最近は訪問者も増えたため、新しく揃えたティーセットを嬉々として使用している桜井である。
「今は、フレーバーティーがお気に入りなんだ。さあ、どうぞ」
いそいそと接客している桜井を、みんなは不思議そうに眺めている。
目の前にいる小柄で愛らしい男子が、恐ろしいほどの能力を秘めているなどと、誰が信じるであろう。

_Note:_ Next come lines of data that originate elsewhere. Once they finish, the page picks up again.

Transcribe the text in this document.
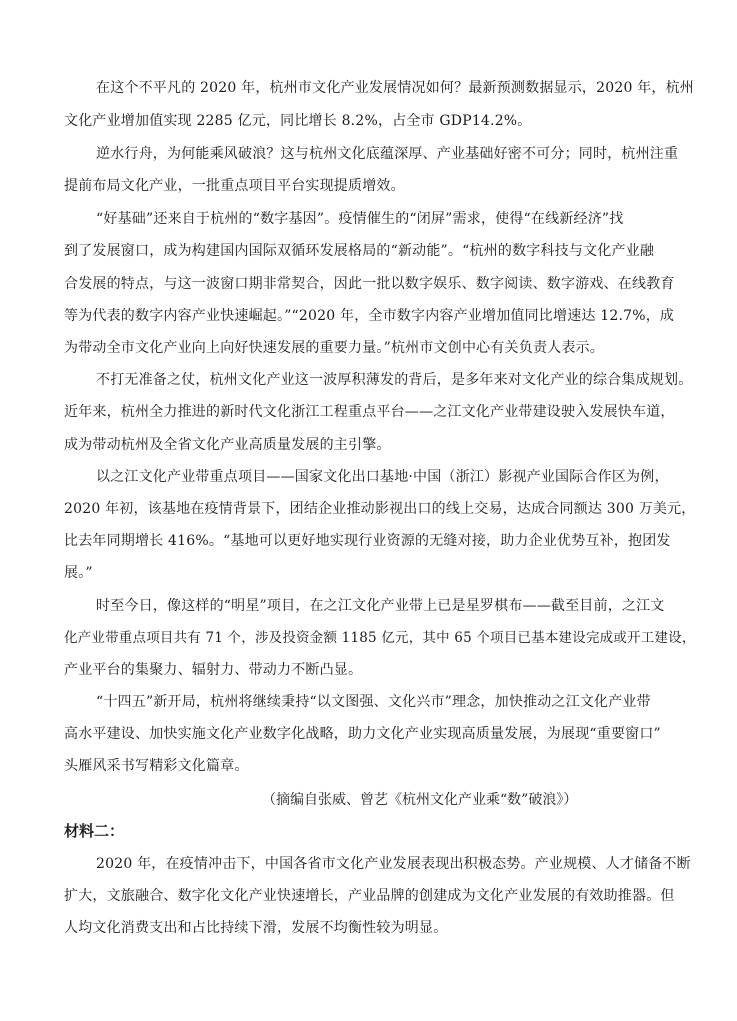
在这个不平凡的 2020 年，杭州市文化产业发展情况如何？最新预测数据显示，2020 年，杭州
文化产业增加值实现 2285 亿元，同比增长 8.2%，占全市 GDP14.2%。
逆水行舟，为何能乘风破浪？这与杭州文化底蕴深厚、产业基础好密不可分；同时，杭州注重
提前布局文化产业，一批重点项目平台实现提质增效。
“好基础”还来自于杭州的“数字基因”。疫情催生的“闭屏”需求，使得“在线新经济”找
到了发展窗口，成为构建国内国际双循环发展格局的“新动能”。“杭州的数字科技与文化产业融
合发展的特点，与这一波窗口期非常契合，因此一批以数字娱乐、数字阅读、数字游戏、在线教育
等为代表的数字内容产业快速崛起。”“2020 年，全市数字内容产业增加值同比增速达 12.7%，成
为带动全市文化产业向上向好快速发展的重要力量。”杭州市文创中心有关负责人表示。
不打无准备之仗，杭州文化产业这一波厚积薄发的背后，是多年来对文化产业的综合集成规划。
近年来，杭州全力推进的新时代文化浙江工程重点平台——之江文化产业带建设驶入发展快车道，
成为带动杭州及全省文化产业高质量发展的主引擎。
以之江文化产业带重点项目——国家文化出口基地·中国（浙江）影视产业国际合作区为例，
2020 年初，该基地在疫情背景下，团结企业推动影视出口的线上交易，达成合同额达 300 万美元，
比去年同期增长 416%。“基地可以更好地实现行业资源的无缝对接，助力企业优势互补，抱团发
展。”
时至今日，像这样的“明星”项目，在之江文化产业带上已是星罗棋布——截至目前，之江文
化产业带重点项目共有 71 个，涉及投资金额 1185 亿元，其中 65 个项目已基本建设完成或开工建设，
产业平台的集聚力、辐射力、带动力不断凸显。
“十四五”新开局，杭州将继续秉持“以文图强、文化兴市”理念，加快推动之江文化产业带
高水平建设、加快实施文化产业数字化战略，助力文化产业实现高质量发展，为展现“重要窗口”
头雁风采书写精彩文化篇章。
（摘编自张威、曾艺《杭州文化产业乘“数”破浪》）
材料二：
2020 年，在疫情冲击下，中国各省市文化产业发展表现出积极态势。产业规模、人才储备不断
扩大，文旅融合、数字化文化产业快速增长，产业品牌的创建成为文化产业发展的有效助推器。但
人均文化消费支出和占比持续下滑，发展不均衡性较为明显。
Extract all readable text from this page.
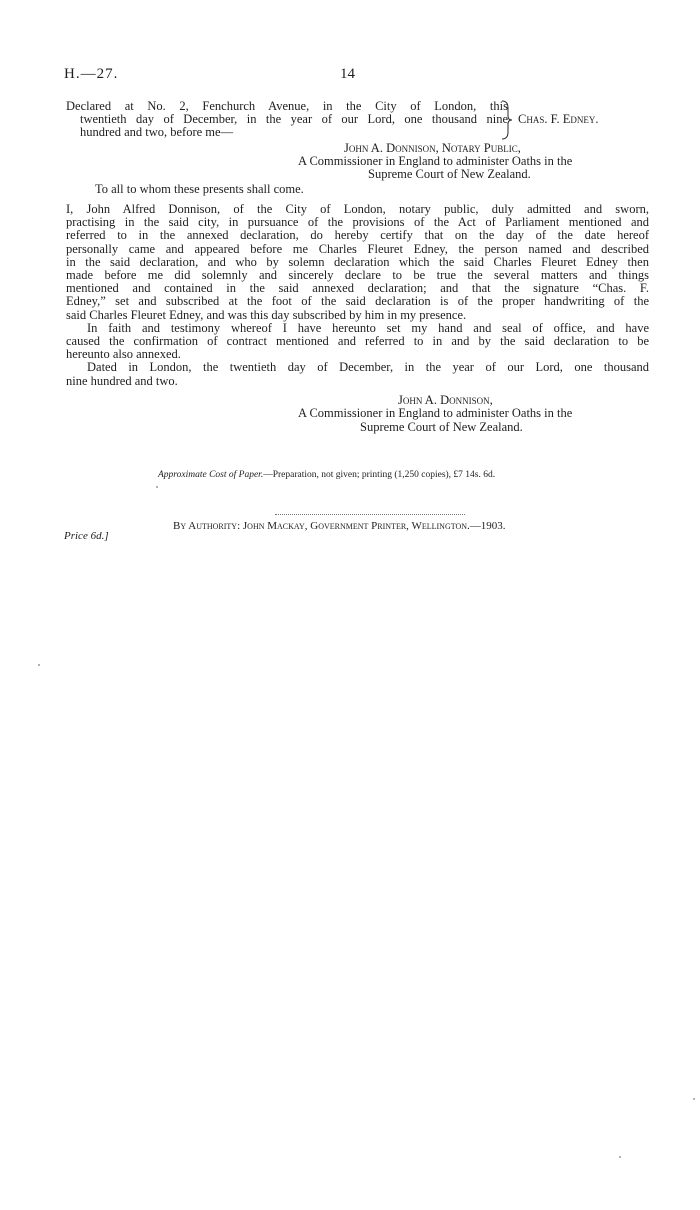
H.—27.	14
Declared at No. 2, Fenchurch Avenue, in the City of London, this
twentieth day of December, in the year of our Lord, one thousand nine
hundred and two, before me—
Chas. F. Edney.
John A. Donnison, Notary Public,
A Commissioner in England to administer Oaths in the
Supreme Court of New Zealand.
To all to whom these presents shall come.
I, John Alfred Donnison, of the City of London, notary public, duly admitted and sworn,
practising in the said city, in pursuance of the provisions of the Act of Parliament mentioned and
referred to in the annexed declaration, do hereby certify that on the day of the date hereof
personally came and appeared before me Charles Fleuret Edney, the person named and described
in the said declaration, and who by solemn declaration which the said Charles Fleuret Edney then
made before me did solemnly and sincerely declare to be true the several matters and things
mentioned and contained in the said annexed declaration; and that the signature “Chas. F.
Edney,” set and subscribed at the foot of the said declaration is of the proper handwriting of the
said Charles Fleuret Edney, and was this day subscribed by him in my presence.
In faith and testimony whereof I have hereunto set my hand and seal of office, and have
caused the confirmation of contract mentioned and referred to in and by the said declaration to be
hereunto also annexed.
Dated in London, the twentieth day of December, in the year of our Lord, one thousand
nine hundred and two.
John A. Donnison,
A Commissioner in England to administer Oaths in the
Supreme Court of New Zealand.
Approximate Cost of Paper.—Preparation, not given; printing (1,250 copies), £7 14s. 6d.
By Authority: John Mackay, Government Printer, Wellington.—1903.
Price 6d.]
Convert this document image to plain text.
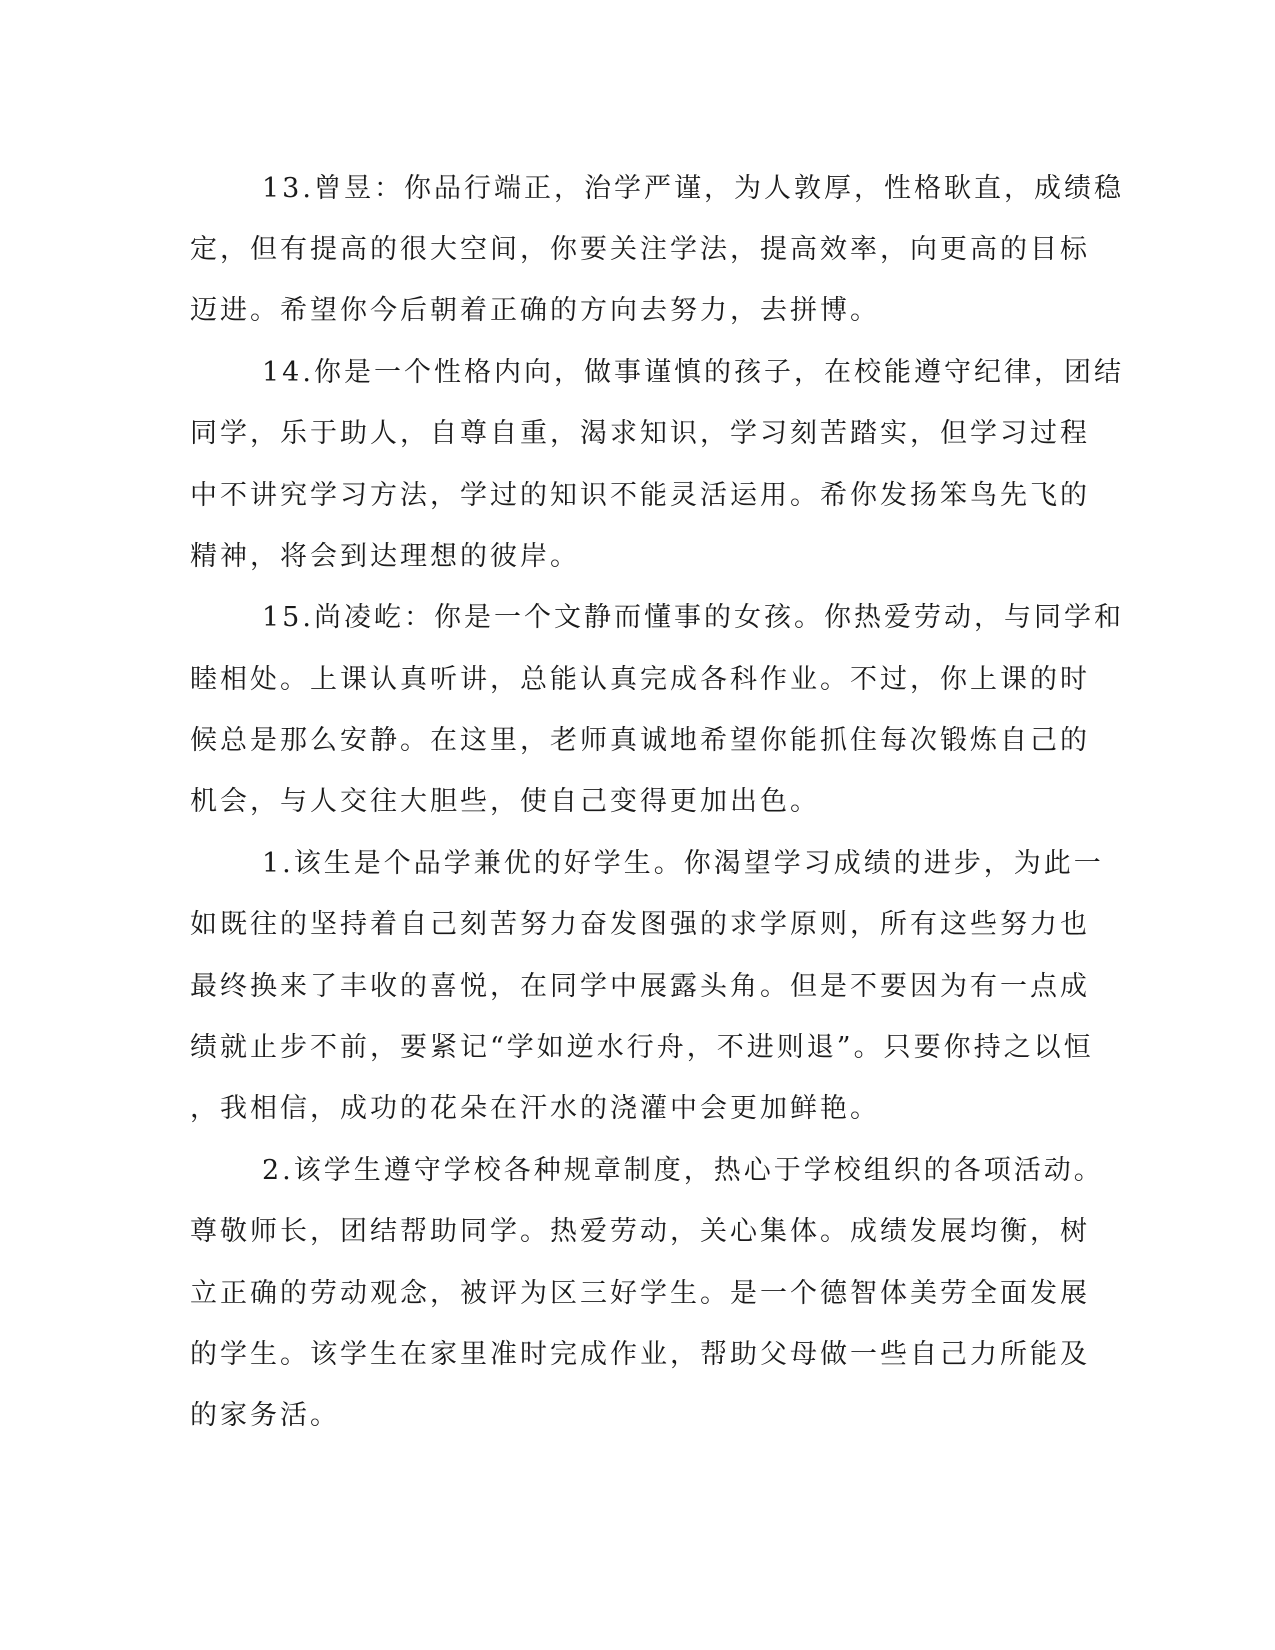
13.曾昱：你品行端正，治学严谨，为人敦厚，性格耿直，成绩稳
定，但有提高的很大空间，你要关注学法，提高效率，向更高的目标
迈进。希望你今后朝着正确的方向去努力，去拼博。
14.你是一个性格内向，做事谨慎的孩子，在校能遵守纪律，团结
同学，乐于助人，自尊自重，渴求知识，学习刻苦踏实，但学习过程
中不讲究学习方法，学过的知识不能灵活运用。希你发扬笨鸟先飞的
精神，将会到达理想的彼岸。
15.尚凌屹：你是一个文静而懂事的女孩。你热爱劳动，与同学和
睦相处。上课认真听讲，总能认真完成各科作业。不过，你上课的时
候总是那么安静。在这里，老师真诚地希望你能抓住每次锻炼自己的
机会，与人交往大胆些，使自己变得更加出色。
1.该生是个品学兼优的好学生。你渴望学习成绩的进步，为此一
如既往的坚持着自己刻苦努力奋发图强的求学原则，所有这些努力也
最终换来了丰收的喜悦，在同学中展露头角。但是不要因为有一点成
绩就止步不前，要紧记“学如逆水行舟，不进则退”。只要你持之以恒
，我相信，成功的花朵在汗水的浇灌中会更加鲜艳。
2.该学生遵守学校各种规章制度，热心于学校组织的各项活动。
尊敬师长，团结帮助同学。热爱劳动，关心集体。成绩发展均衡，树
立正确的劳动观念，被评为区三好学生。是一个德智体美劳全面发展
的学生。该学生在家里准时完成作业，帮助父母做一些自己力所能及
的家务活。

「さ、菅原さん、どうぞ。これを飲んだら、気になることを教えてくださいね」
菅原の前にティーカップを置いて、ニッコリと微笑む。
他の連中も入れてもらった紅茶を飲んでいると、大地がじれったそうに、
「山本さん、長谷川さん、森林公園に行こうよ」と誘う。
しかし、菅原の話を聞いてみたい二人が、どうしようかと渋っていると、
「俺が、あとで大雅から事情を聴いて教えるからさ、それでいいだろ」
大地が、まだるっこそうに言う。
「ははは、大地は遊びたくて仕方ないようだ。お二人とも大地に付き合ってもらえますか?」
桜井も、その方が菅原にとっても良いと考えた。
「ああ、じゃあ暗くなる前に行くか」
大地と力比べをするのは確かに楽しいので、山本は長谷川を誘った。
大地はピョンピョン飛び跳ねるように一目散にかけて行く。
「大地はエネルギーが有り余っているようだな」
後姿を笑いながら見送り、くるりと菅原に向き合った。
今このリビングには、桜井と菅原の他には地の民である藤原がいる。
「お二人はお互いに、神来人とは気が付かなかったのですか?」
まあ、それも無理もないかと思いながら、桜井は訊いた。
「ああ、知っての通り、私自身が地の民だと知ったのは、つい最近のことだからね」
藤原が答えたが、いまだに菅原が天上人であるとは信じられなかった。
当の菅原はどこかぼんやりとしている。
「菅原さん? 大丈夫ですか? そろそろ聞かせてください」
桜井はお代わりを入れなおしながら、気を引きしめた。
「長谷川さんから聞いたのですが、八重樫一族と関係があるそうですね?」
八重樫と聞いて菅原は一瞬辛そうに目を瞑り、深呼吸を一つして口を開いた。
「明里さんは八重樫の唯一無二の直系血族なんです。サラブレットの彼女は気位が異常に高く、決して弱音を吐かないでしょう……。先日話に出た闇取引の件ですが、実際のところ、悲しいことに増えてきています。どうも、身内に裏切者がいるようなんです」
菅原の目が泳ぎだして、落ち着きがない。
「生活に困った者が能力を売りに来ても、我々はよく考えるように、一度は帰します。再び来る者が少しでも減れば、それは良いことだと思っていました。しかし、実際はさらにひどい状態に陥っているのが分かりました」
ずっとティーカップを持っているのに気がついて、ソーサーに置いて話を続ける。
「彼らの前に高利貸しが現れ、あまい言葉を言われて、金を借りてしまいます。もう、それからは借金地獄ですよ。毎日厳しい取り立てにあい、結局、二束三文で能力を奪われる羽目に陥ります。ですから、自ら命を絶つ者も出始めているようです」
「裏切者とはどういうことですか?」
「そんなに都合よく、金銭に困っている天上人の前に、能力を奪う者が現れるわけないじゃないですか。八重樫の所の名簿を流している裏切者がいるんですよ。間違いありません」
「明里さんはどうするつもりなんですか?」
「取り敢えず、相談に来た天上人の家を訪問していますが、すでに毒牙にかかった者ばかりで……、能力を奪えばもう用済みとばかりに、闇取引の連中とは連絡がつきません」
「連中のことで判明していることってありますか?」
想像を上回る問題が発生していることに、桜井は驚き困惑している。
「連中は、能力を抜き取る者を摘出者と呼び、入れる者を挿入者と呼びます。分かっているのは、摘出者は久保と言い、挿入者は松尾と言う者です。リーダーは伊青と言って、筋骨隆々であることから、我々『悪魔の力』を持つ一族とは思えません」
藤原はかける言葉が見つからず、ただこの緊張感漂う空気に圧倒されている。
「アジトとかは?」
桜井も、今は情報を聞くことしか出来なかった。
「それは残念ながら、はっきりしていない。上手く逃げ回っているみたいだ」
それだけ言って、虚ろな目をして窓外の景色に目を移すと、丁度森林公園で暴れまくった三人が、笑いながら戻ってくるのが見えた。
「彼らは元気があって羨ましいよ」
ぽつりと独り言を言う菅原の横顔が、とても寂しそうに映った。
「事情は分かりました。僕も出来る限りのことはします。連絡は密にしましょう」
桜井が言うと、藤原も微力ながら何でも協力すると伝えた。